Durdurkubby · 14/04/2014 02:09

I only have one DS and he is 3 months old. No comparison with girl baby but I am sometimes surprised by how folk are with him. Maybe I'm just inexperienced and I know I'm protective but there seems to be a lot of vigorous leg wriggling etc. I don't like it at all. We play a lot but you can see he is not used to contact like that, he looks startled by it!

BillyBanter · 14/04/2014 02:23

As vashta says, they are not alone in treating girls and boys differently even as babies.

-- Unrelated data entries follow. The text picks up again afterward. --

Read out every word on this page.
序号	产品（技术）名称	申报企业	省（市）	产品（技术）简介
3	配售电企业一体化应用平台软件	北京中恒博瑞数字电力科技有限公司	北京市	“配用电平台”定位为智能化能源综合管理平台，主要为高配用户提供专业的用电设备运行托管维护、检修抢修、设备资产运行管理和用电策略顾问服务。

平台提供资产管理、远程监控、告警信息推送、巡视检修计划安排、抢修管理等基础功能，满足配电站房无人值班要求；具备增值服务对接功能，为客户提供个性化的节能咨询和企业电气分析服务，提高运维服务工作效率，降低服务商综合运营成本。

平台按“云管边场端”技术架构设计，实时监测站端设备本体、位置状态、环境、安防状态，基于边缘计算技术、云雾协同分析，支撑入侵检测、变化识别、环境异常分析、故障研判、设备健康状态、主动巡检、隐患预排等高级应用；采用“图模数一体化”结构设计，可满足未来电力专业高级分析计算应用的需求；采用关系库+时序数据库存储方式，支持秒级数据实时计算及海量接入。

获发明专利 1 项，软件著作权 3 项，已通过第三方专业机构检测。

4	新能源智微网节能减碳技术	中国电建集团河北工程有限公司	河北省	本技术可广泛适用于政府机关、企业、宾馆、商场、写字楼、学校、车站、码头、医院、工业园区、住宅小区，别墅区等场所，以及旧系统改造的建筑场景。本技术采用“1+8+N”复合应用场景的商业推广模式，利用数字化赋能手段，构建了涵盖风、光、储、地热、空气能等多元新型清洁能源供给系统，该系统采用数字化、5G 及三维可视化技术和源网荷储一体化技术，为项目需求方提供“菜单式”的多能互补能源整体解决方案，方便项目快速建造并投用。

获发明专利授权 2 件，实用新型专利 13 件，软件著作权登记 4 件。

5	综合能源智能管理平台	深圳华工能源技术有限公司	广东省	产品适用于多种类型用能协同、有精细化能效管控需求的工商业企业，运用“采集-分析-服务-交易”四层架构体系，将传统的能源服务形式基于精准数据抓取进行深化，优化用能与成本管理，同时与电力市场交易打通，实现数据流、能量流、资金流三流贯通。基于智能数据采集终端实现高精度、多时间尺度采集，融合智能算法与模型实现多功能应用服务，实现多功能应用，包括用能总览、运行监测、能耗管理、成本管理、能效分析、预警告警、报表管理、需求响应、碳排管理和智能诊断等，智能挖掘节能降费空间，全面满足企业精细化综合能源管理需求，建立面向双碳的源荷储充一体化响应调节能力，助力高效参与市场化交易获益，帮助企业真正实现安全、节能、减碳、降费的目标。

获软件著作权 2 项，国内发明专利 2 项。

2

When speaking of bringing up boys to be more respectful of women and girls to have self respect and not be people pleasers think we need to start here.

LastOneDancing · 14/04/2014 04:53

Lion that's shocking!

The only gender specific things I have noticed already (DS 9 days) is the constant references to activities (sports etc) that the baby 'can now take part in' because he's a boy.

I fought hard all the way through this pregnancy to remind the GPs when they started their 'if it's a boy you can...' speil, that my baby could be a rugby playing girl or a cake making boy if s/he wanted to.

It drives me insane that already my PFB is being put into boxes Sad

VashtaNerada · 14/04/2014 07:06

It's going to be a long hard fight LastOne to counter the effects other people's prejudice and an all-consuming marketing effort to keep girls pretty & docile, and encourage boys to be aggressive. Check out Let Toys Be Toys if you haven't already. And congrats on your new DS!